CBC Table A, group A.2 lists restaurants along with "conference rooms, drinking establishments, exhibit rooms, gymnasiums, lounges, stage and similar uses". That does not sound like the kitchen of a restaurant. The footnotes to this table state that:

"Any uses not specifically listed shall be based on similar uses listed in this table. For building or space with mixed occupancies, use appropriate occupancy group for each area (for example, a school may have an "A" occupancy for the gymnasium, a "B" occupancy for the office, an "E" occupancy for the classrooms, etc.). Accessory areas may be excluded (for example: hallway, restroom, stair enclosure)."

My suggestion is to make the case to the building official per CPC table 422.1 that the kitchen is an accessory with an occupancy that more closely resembles "B" occupancy. Table A would allow an occupant load of 200 SF per person. For an 844 SF kitchen, that would be 5 occupants, or just assume 3 male and 3 female.

Add that to the dining room count and you get 15 males and 15 females total.

Going back to Table 422.1, and taking the worst case for either A or B occupancy, that would still result in the same fixture count.

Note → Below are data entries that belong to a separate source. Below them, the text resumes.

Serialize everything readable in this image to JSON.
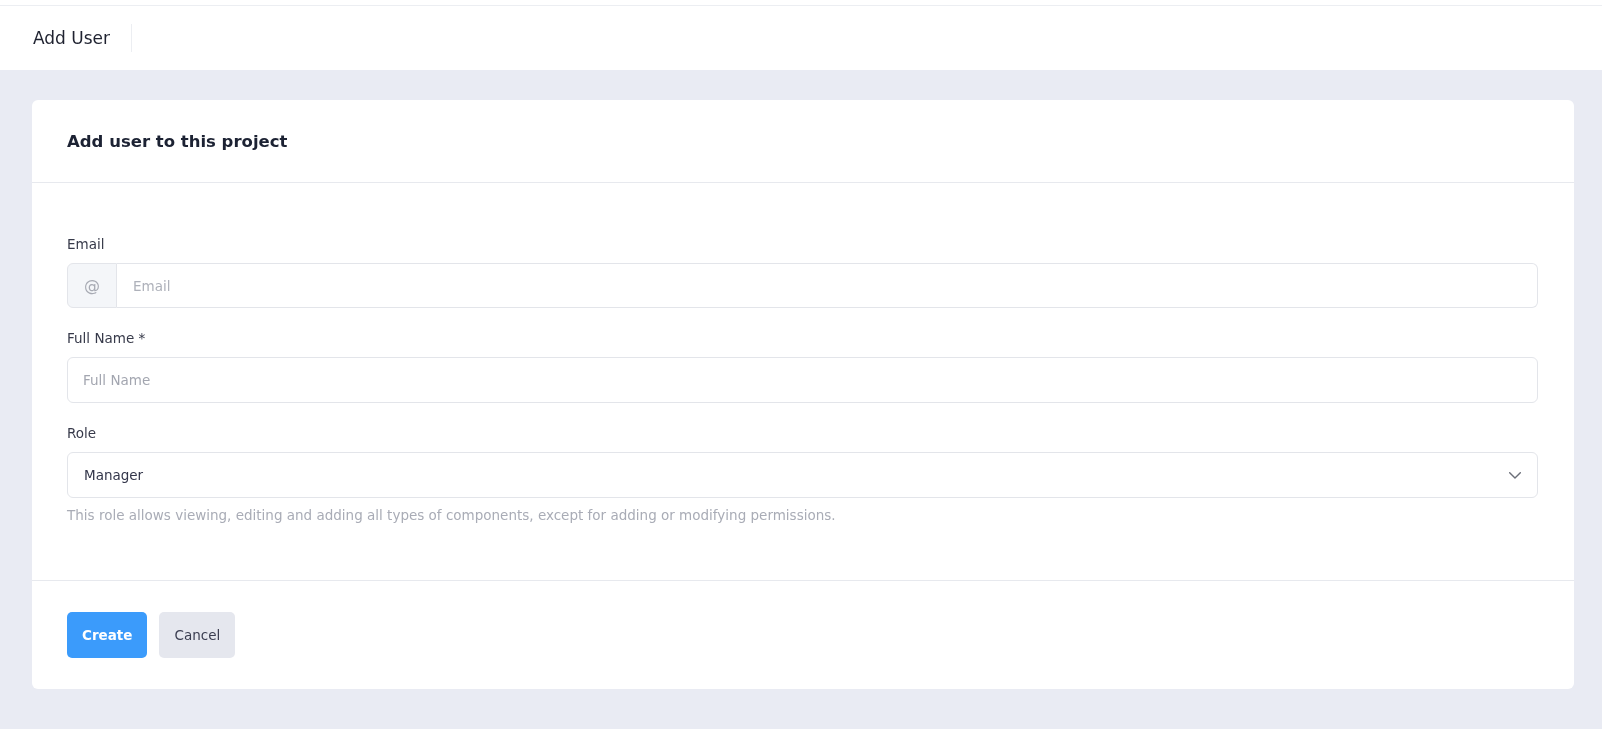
{
  "header": {
    "title": "Add User"
  },
  "card": {
    "title": "Add user to this project",
    "fields": [
      {
        "kind": "email",
        "label": "Email",
        "addon": "@",
        "placeholder": "Email"
      },
      {
        "kind": "text",
        "label": "Full Name *",
        "placeholder": "Full Name"
      },
      {
        "kind": "select",
        "label": "Role",
        "value": "Manager",
        "help": "This role allows viewing, editing and adding all types of components, except for adding or modifying permissions."
      }
    ],
    "buttons": [
      {
        "kind": "primary",
        "label": "Create"
      },
      {
        "kind": "secondary",
        "label": "Cancel"
      }
    ]
  }
}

15 Men - 1 Toilet, 1 Urinal, 1 lavatory

15 Women - - 1 Toilet, 1 Urinal, 1 lavatory
 
You need to use the correct occupant load factors for plumbing fixtures in the CPC. Bring your occupant load down to below 50 and use 2013 CPC 422.2 exception #3 for B and M occupancies less than 50. One single room toilet would be allowed.
 
mark handler said:
exclude built ins such as fountain stations and trash recepticales.
Hey Mark, where did you get this info? Specifically who said/where does it say you can exclude built-ins, etc.? This would help me out on a project. This makes logical sense, but need to argue to building official.
 
HFisherArch said:
Hey Mark, where did you get this info? Specifically who said/where does it say you can exclude built-ins, etc.? This would help me out on a project. This makes logical sense, but need to argue to building official.
Welcome welcome
 
HFisherArch said:
Hey Mark, where did you get this info? Specifically who said/where does it say you can exclude built-ins, etc.? This would help me out on a project. This makes logical sense, but need to argue to building official.
What occupancy type are you dealing with???

Might matter
 
HFisherArch said:
Restaurant with fewer than 50 occupants in California, so B occupancy.
Looks like you need "net area"

AREA, NET. The actual occupied area not including unoccupied accessory areas such as corridors, stairways, toilet rooms, mechanical rooms and closets.

If it fits in ???

The only way is to decrease the dining area.

Exclude the restroom area, exclude any hallway leading to the restroom, exclude built ins such as fountain stations and trash recepticales.
 
If I can exclude built-ins, etc. I'll be ok but I don't see anywhere in the code where it says I can do that, only "hallway, restroom, and stair enclosures".